A través de una carta, Córdoba explicó que esta decisión “no responde a una diferencia menor de procedimiento, sino a un hecho sustancial: hoy no existen garantías reales para el ejercicio de la oposición, ni condiciones mínimas de equilibrio y confianza en un espacio que, por definición, debería ser estrictamente institucional, neutral y protector de la competencia democrática”.
Lejos de ello, “desde el Gobierno nacional —encabezado por el presidente Gustavo Petro y por usted— se ha instalado un clima de señalamiento, estigmatización y hostilidad contra quienes no comulgamos con la línea oficial. Un Gobierno que se comporta como parte interesada no puede pretender, al mismo tiempo, fungir como árbitro de la contienda”.
Germán Córdoba dijo que mientras altos funcionarios intervienen abiertamente en favor de un sector político, “quienes ejercemos la oposición enfrentamos presiones e intimidaciones sistemáticas, normalizadas desde el discurso público. El trato que han recibido nuestras mujeres congresistas y candidatas —entre ellas Lina Garrido y Carolina Arbeláez— no es un hecho aislado: es el síntoma de un ambiente degradado que el Gobierno no ha querido contener con la contundencia que exige la democracia”.

A ello —según el director de Cambio Radical— “se suma un elemento aún más grave: el propio jefe de Estado ha sembrado dudas sobre la transparencia de las elecciones de 2026. Que quien tiene el deber constitucional y político de garantizar la confianza electoral introduzca sospechas sin correctivos verificables, destruye la legitimidad, erosiona la institucionalidad y convierte al Presidente en un actor que incide —por palabra y por poder— en el proceso que dice ‘proteger’”.
Dijo que durante el último año Cambio Radical ha presentado denuncias reiteradas sobre riesgos electorales reales: amenazas contra la vida e integridad de los candidatos, restricciones territoriales y ausencia de garantías efectivas.

Sin embargo, “no existe una respuesta seria, integral y verificable.

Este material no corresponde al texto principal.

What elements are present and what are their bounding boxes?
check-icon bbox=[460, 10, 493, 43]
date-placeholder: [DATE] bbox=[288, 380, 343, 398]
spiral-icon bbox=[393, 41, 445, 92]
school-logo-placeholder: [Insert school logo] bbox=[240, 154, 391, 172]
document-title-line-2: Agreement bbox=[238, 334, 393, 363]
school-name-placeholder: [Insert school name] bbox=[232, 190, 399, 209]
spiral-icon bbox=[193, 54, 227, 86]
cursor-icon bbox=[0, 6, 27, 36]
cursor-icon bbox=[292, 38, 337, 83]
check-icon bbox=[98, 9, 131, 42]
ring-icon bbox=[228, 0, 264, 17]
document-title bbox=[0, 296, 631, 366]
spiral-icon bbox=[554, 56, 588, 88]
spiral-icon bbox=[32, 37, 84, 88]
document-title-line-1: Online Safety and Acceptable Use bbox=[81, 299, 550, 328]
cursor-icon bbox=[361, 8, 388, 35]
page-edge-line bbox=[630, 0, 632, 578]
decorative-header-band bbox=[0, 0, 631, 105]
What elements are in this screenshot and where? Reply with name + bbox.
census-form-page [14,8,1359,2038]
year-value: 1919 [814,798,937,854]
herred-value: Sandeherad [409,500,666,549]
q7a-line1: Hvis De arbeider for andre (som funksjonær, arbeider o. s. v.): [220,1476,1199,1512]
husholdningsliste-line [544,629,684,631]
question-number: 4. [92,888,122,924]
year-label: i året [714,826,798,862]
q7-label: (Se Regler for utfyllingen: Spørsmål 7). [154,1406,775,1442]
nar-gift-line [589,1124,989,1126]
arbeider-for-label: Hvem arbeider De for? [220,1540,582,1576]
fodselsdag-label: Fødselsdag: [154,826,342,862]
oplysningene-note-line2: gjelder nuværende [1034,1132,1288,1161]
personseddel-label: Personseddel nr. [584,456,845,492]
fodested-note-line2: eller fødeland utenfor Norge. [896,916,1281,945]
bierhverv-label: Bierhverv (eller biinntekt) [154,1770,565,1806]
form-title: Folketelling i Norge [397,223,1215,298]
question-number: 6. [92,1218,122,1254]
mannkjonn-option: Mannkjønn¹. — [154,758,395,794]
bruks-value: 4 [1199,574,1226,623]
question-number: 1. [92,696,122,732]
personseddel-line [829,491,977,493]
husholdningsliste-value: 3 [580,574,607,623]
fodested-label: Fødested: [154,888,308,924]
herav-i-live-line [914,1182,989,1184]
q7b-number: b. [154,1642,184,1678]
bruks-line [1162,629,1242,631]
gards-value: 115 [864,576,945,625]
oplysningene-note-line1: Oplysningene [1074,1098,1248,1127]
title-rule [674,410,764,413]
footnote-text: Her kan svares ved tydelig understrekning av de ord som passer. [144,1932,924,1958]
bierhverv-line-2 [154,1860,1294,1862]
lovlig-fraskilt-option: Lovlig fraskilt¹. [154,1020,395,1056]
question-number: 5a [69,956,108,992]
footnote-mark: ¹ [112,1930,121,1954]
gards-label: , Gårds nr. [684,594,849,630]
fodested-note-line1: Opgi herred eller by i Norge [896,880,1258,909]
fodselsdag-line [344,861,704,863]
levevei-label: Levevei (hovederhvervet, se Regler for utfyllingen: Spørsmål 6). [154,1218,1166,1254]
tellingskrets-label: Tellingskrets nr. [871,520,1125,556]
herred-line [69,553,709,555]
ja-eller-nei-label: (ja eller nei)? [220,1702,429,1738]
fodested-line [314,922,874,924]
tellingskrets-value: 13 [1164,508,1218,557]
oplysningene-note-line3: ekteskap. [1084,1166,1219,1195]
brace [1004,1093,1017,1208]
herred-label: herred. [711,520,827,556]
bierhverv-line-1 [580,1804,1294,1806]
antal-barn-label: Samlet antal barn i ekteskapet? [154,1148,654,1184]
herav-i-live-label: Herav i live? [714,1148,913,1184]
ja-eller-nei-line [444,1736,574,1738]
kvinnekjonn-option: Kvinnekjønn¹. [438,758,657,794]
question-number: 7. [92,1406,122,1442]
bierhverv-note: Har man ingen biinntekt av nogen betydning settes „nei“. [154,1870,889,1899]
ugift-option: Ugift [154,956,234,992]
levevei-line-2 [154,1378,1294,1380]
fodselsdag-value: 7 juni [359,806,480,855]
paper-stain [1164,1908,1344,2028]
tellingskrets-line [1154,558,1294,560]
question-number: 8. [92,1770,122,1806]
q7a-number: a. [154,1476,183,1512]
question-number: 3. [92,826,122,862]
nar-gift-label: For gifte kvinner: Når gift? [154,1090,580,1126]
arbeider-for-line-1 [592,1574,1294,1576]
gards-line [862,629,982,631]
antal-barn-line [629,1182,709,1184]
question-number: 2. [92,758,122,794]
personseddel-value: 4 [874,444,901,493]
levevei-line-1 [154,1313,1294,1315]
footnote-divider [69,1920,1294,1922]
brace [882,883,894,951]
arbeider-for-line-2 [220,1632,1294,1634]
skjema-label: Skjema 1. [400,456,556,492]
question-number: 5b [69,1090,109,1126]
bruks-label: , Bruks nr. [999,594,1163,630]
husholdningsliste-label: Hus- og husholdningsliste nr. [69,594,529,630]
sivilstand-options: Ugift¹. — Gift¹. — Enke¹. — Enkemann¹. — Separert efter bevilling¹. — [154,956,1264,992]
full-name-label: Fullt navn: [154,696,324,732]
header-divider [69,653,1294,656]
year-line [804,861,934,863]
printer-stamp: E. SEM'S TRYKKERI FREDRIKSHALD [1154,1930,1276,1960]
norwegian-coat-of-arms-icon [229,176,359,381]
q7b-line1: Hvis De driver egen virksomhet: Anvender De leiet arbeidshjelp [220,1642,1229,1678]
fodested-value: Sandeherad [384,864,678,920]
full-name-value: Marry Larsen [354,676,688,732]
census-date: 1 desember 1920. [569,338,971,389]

La seguridad de nuestros dirigentes se deteriora cada día y, en numerosos municipios, hacer campaña fue sencillamente imposible porque, al amparo de la llamada paz total, estructuras armadas ilegales han consolidado control territorial e influyen abiertamente en el escenario político".
En estas condiciones, “no vamos a prestarnos para legitimar reuniones sin decisiones de fondo, sin resultados medibles y sin garantías. La democracia no se defiende con invitaciones formales, sino con neutralidad institucional, seguridad para todos los actores, sanción al abuso de poder y respeto por reglas iguales para todos”.

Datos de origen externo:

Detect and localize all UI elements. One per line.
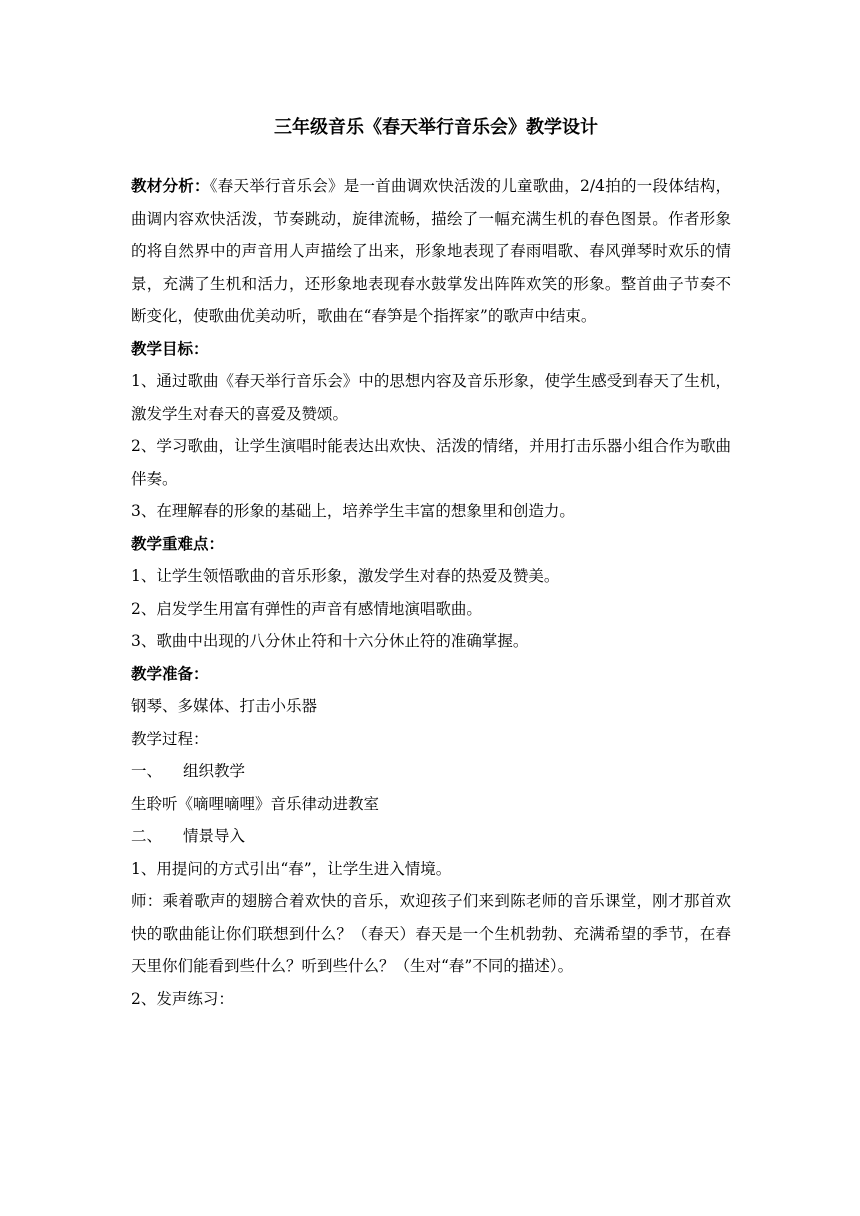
step-2-number: 二、 xyxy=(131,827,163,845)
step-2-title: 情景导入 xyxy=(183,827,246,845)
analysis-paragraph xyxy=(131,170,731,333)
step-2-line xyxy=(131,820,731,853)
analysis-text: 《春天举行音乐会》是一首曲调欢快活泼的儿童歌曲，2/4拍的一段体结构，曲调内容欢快活泼，节奏跳动，旋律流畅，描绘了一幅充满生机的春色图景。作者形象的将自然界中的声音用人声描绘了出来，形象地表现了春雨唱歌、春风弹琴时欢乐的情景，充满了生机和活力，还形象地表现春水鼓掌发出阵阵欢笑的形象。整首曲子节奏不断变化，使歌曲优美动听，歌曲在“春笋是个指挥家”的歌声中结束。 xyxy=(131,177,731,325)
goal-item-2: 2、学习歌曲，让学生演唱时能表达出欢快、活泼的情绪，并用打击乐器小组合作为歌曲伴奏。 xyxy=(131,437,731,488)
document-title: 三年级音乐《春天举行音乐会》教学设计 xyxy=(274,117,598,138)
key-points-heading: 教学重难点： xyxy=(131,534,225,553)
preparation-heading: 教学准备： xyxy=(131,664,209,683)
goals-heading: 教学目标： xyxy=(131,339,209,358)
key-point-item-1: 1、让学生领悟歌曲的音乐形象，激发学生对春的热爱及赞美。 xyxy=(131,567,560,585)
document-body xyxy=(131,110,731,1015)
step-2-item-2: 2、发声练习： xyxy=(131,989,234,1008)
goal-item-1: 1、通过歌曲《春天举行音乐会》中的思想内容及音乐形象，使学生感受到春天了生机，激发学生对春天的喜爱及赞颂。 xyxy=(131,372,731,423)
step-2-teacher-text: 师：乘着歌声的翅膀合着欢快的音乐，欢迎孩子们来到陈老师的音乐课堂，刚才那首欢快的歌曲能让你们联想到什么？（春天）春天是一个生机勃勃、充满希望的季节，在春天里你们能看到些什么？听到些什么？（生对“春”不同的描述）。 xyxy=(131,892,731,975)
step-1-text: 生聆听《嘀哩嘀哩》音乐律动进教室 xyxy=(131,794,380,813)
step-1-title: 组织教学 xyxy=(183,762,246,780)
goal-item-3: 3、在理解春的形象的基础上，培养学生丰富的想象里和创造力。 xyxy=(131,502,575,520)
step-2-item-1: 1、用提问的方式引出“春”，让学生进入情境。 xyxy=(131,859,452,878)
step-1-line xyxy=(131,755,731,788)
key-point-item-2: 2、启发学生用富有弹性的声音有感情地演唱歌曲。 xyxy=(131,599,482,618)
preparation-text: 钢琴、多媒体、打击小乐器 xyxy=(131,697,318,715)
process-heading: 教学过程： xyxy=(131,729,209,748)
step-1-number: 一、 xyxy=(131,762,163,780)
key-point-item-3: 3、歌曲中出现的八分休止符和十六分休止符的准确掌握。 xyxy=(131,632,529,650)
analysis-label: 教材分析： xyxy=(131,177,210,195)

Dejó claro que Cambio Radical ratifica su compromiso con la democracia y con la participación política en condiciones de igualdad. “Precisamente por ese compromiso, no haremos parte de escenarios destinados a simular normalidad mientras se profundiza el desequilibrio electoral. Seguiremos exigiendo hechos verificables, no discursos y no más ‘bla bla bla’”.